Fountain Valley’s Kingston Technology Co., the world’s biggest maker of memory products for computers and consumer electronics, widened its market share lead for its mainstay memory modules during the first half of the year, according to a report from El Segundo-based market tracker iSuppli Corp.

During the first six months of 2010, Kingston grew its share to 46% of the market for what’s called memory modules—circuit boards loaded with dynamic random access memory chips that speed the performance of computers and servers.

That’s up from 40% market share in the second half of 2009, iSuppli’s data showed.

Kingston sold $2.6 billion worth of memory modules in the first half of the year, up 46% from the second half of last year, iSuppli said.

Kingston outpaced the overall memory module market, which grew by 26% during the same period.

The company was able to expand its lead over rivals because “it used its prodigious buying power during a time of rising module costs to gain share,” according to Clifford Leimbach, an analyst covering memory demand forecasting at iSuppli.

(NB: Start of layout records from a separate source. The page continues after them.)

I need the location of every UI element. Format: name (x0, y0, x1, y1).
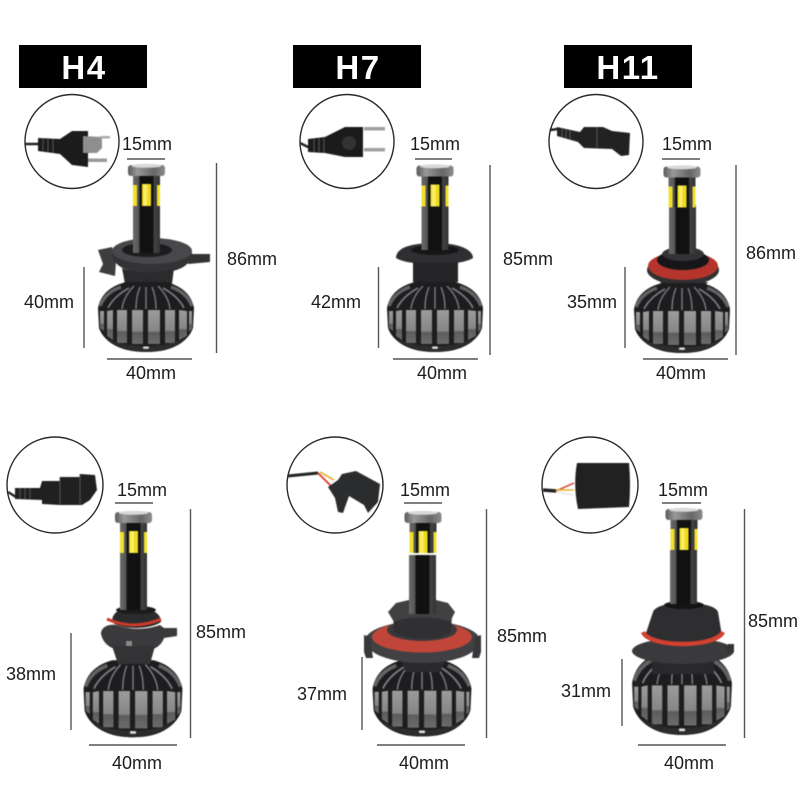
bulb illustration (84, 511, 182, 737)
dimension: 40mm width (107, 359, 192, 383)
dimension: 85mm: 85mm (748, 611, 798, 631)
dimension: 38mm height (6, 633, 71, 730)
dimension: 86mm: 86mm (746, 243, 796, 263)
panel: H13 style bulb, bottom center (287, 437, 547, 773)
dimension: 15mm: 15mm (658, 480, 708, 500)
dimension: 85mm: 85mm (196, 622, 246, 642)
dimension: 31mm height (561, 659, 622, 726)
bulb illustration H7 (387, 164, 483, 352)
dimension: 31mm height: 31mm (561, 681, 611, 701)
panel: H4 bulb (19, 45, 277, 383)
dimension: 37mm height (297, 657, 362, 730)
dimension: 86mm: 86mm (227, 249, 277, 269)
heading: H7: H7 (335, 49, 381, 86)
dimension: 15mm: 15mm (410, 134, 460, 154)
bulb illustration H4 (98, 164, 210, 352)
panel: H7 bulb (293, 45, 553, 383)
dimension: 85mm: 85mm (503, 249, 553, 269)
bulb illustration (364, 511, 481, 736)
dimension: 15mm: 15mm (400, 480, 450, 500)
dimension: 85mm: 85mm (497, 626, 547, 646)
heading: H4 (19, 45, 147, 88)
dimension: 40mm width: 40mm (656, 363, 706, 383)
panel: 9007 style bulb, bottom right (542, 437, 798, 773)
icon: H11 connector inset (549, 94, 643, 188)
bulb illustration (632, 508, 734, 735)
dimension: 38mm height: 38mm (6, 664, 56, 684)
dimension: 40mm width: 40mm (126, 363, 176, 383)
dimension: 42mm height (311, 267, 378, 348)
dimension: 40mm width (377, 745, 465, 773)
heading: H7 (293, 45, 421, 88)
heading: H4: H4 (61, 49, 107, 86)
heading: H11: H11 (596, 49, 660, 86)
dimension: 40mm width: 40mm (417, 363, 467, 383)
dimension: 37mm height: 37mm (297, 684, 347, 704)
dimension: 40mm width (643, 359, 728, 383)
dimension: 40mm width: 40mm (399, 753, 449, 773)
dimension: 42mm height: 42mm (311, 292, 361, 312)
panel: H11 bulb (549, 45, 796, 383)
dimension: 40mm width: 40mm (664, 753, 714, 773)
icon: connector inset (7, 437, 103, 533)
panel: 9005 style bulb, bottom left (6, 437, 246, 773)
heading: H11 (564, 45, 692, 88)
dimension: 15mm: 15mm (662, 134, 712, 154)
dimension: 40mm width: 40mm (112, 753, 162, 773)
dimension: 15mm: 15mm (117, 480, 167, 500)
dimension: 40mm height: 40mm (24, 292, 74, 312)
icon: H7 connector inset (300, 94, 394, 188)
dimension: 35mm height: 35mm (567, 292, 617, 312)
dimension: 40mm height (24, 267, 84, 348)
dimension: 40mm width (89, 745, 177, 773)
icon: H4 connector inset (25, 94, 119, 188)
bulb illustration H11 (634, 165, 730, 353)
dimension: 15mm: 15mm (122, 134, 172, 154)
icon: connector inset (542, 437, 638, 533)
dimension: 35mm height (567, 267, 625, 348)
icon: connector inset (287, 437, 383, 533)
dimension: 40mm width (638, 745, 726, 773)
dimension: 40mm width (393, 359, 478, 383)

“Kingston in the first half effectively used its … market dominance as a competitive weapon against its smaller rivals,” Leimbach said. “Because of its large size, Kingston has more buying power than any other third-partly module maker, allowing it to obtain more favorable pricing. Kingston passed on these lower prices to its customers, undercutting the competition.”

Kingston buys up memory chips from large manufacturers in Asia and Europe and assembles them on to circuit boards, forming memory modules.

Kingston, despite its size, is “nimble enough to shift its sales to the customer base that will generate the highest profit at any given time, whether to the PC makers or directly to consumers,” Leimbach said.

Kingston and other memory module makers benefited from a running start in the first half of the year that boosted PC sales.

PC shipments jumped 23% in the first half of 2010 from the same period in 2009, iSuppli’s data showed.

After Kingston, No. 2 Taiwan’s A-Data Technology Co. had 7.6% market share, No. 3 China’s Ramaxel Technology Ltd. had 7% of the market, No. 4 Idaho’s Micron Technology Inc. had 5.9% and No. 5 Northern California’s Smart Modular Technologies Inc. had 5.8% share.

Kingston reported 2009 sales of $4.1 billion, roughly flat from $4 billion in sales for 2008.

Its eyeing the $6 billion sales mark this year—a record for the company.

Privately held Kingston has about 800 workers here. It doesn’t disclose profits.